Why worry so much about a reply-all gone wrong when we can just get rid of the option for good? That's the plan for at least one sales team at Wells Fargo, where "reply all" is a "swear word" around the office, reports Mike Rosenwald at The San Francisco Chronicle. The head of the bank's sales division tried to remove the button from company email altogether, but when that didn't work he made a "gentleman's agreement" with his staff to just stop using it. Which is kind of brilliant, if you're one of those in a rising tide of worrywarts — and a growing number of the recently unemployed — who agree that mass-email functionality can lead to more accidental anxiety than everyday utility. But could this really be the end of reply-all mail at work?

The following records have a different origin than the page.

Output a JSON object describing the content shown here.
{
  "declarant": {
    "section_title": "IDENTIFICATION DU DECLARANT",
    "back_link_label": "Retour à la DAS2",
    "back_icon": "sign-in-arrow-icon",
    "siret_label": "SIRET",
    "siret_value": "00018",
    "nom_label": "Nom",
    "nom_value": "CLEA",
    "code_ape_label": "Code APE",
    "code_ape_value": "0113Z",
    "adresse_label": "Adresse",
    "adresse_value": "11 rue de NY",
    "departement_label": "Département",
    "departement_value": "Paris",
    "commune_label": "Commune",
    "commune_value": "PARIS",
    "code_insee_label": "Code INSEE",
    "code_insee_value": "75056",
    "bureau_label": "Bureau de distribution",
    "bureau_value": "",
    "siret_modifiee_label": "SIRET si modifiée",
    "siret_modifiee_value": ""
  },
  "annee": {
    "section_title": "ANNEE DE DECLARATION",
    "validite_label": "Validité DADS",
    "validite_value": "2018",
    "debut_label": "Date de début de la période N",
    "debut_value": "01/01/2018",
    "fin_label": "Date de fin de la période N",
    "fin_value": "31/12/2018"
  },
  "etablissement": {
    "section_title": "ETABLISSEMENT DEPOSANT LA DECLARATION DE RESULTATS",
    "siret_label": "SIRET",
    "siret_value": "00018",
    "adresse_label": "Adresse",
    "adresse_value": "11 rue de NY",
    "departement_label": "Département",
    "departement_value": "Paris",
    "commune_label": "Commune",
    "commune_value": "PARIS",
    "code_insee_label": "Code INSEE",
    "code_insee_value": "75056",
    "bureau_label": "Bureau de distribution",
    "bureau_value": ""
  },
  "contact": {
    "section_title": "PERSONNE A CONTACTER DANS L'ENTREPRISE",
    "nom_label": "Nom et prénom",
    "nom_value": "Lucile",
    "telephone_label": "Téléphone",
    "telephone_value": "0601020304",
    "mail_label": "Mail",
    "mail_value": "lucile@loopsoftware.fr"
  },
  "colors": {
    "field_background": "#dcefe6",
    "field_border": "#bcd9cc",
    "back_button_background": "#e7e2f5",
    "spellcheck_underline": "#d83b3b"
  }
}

Sure, at times, clicking "reply all" makes things easier: if you want to talk to a group of people, that's the easy and long accepted option. But in reality, the button doesn't get much use: Only five percent of all emails sent in American offices are the result of a reply-all, according to data from VoloMetrix share with the Chronicle. Now compare that to the percentage of time you live in fear of sending out an embarrassing email to a list of people including not one but several of your bosses. Yeah, we're questioning the long acceptance now, too.

More than the benign accidental note sent to a group of uninterested coworkers, the reply-all has turned into something potentially dangerous. For one, there is the impending Replyallcalypse that threatens the take-over take over a truly mass e-mail list, as it did for NYU listervs last month. There are also cases of people getting fired because of a reply-all gone wrong. An administrative assistant in Texas lost her job last year because she sent her entire company a message that went something like this: "I really thought this email titled ‘Exciting News’ was going to be about X getting canned!!!!" Of course we can't muster too much sympathy for someone who wrote such a mean thing about a coworker, but other people have gotten canned for far more innocent reply-all mistakes. Some examples:

  • Gustavo Reveles had to leave his job at the U.S. Border Patrol for using the words "kiss" and "ass" in a reply-all.
  • Gary Chaplin lost his job for sending this reply to a what he thought was a spammer — and his entire company: "If you are not bright enough to learn how to 'bcc' ... then please f--- off ... you are too stupid to get a job, even in banking."
  • "Jeff" got fired for writing this: "Ken, I'd suck your dick if Mark's tongue wasn't already in your ass." 
  • A principal lost his job after sending out an email to his entire school, instead of a set of parents, discussing the progress of a special-needs child. 

Some might argue that these people deserved what they got. But then there is that moment, right after you hit "send" on a message to one person an email chain, when you can't help but wonder it to yourself: "Did I just hit reply-all by accident?" The relief upon double-checking may not make up for the anxiety that precedes it. Think about that.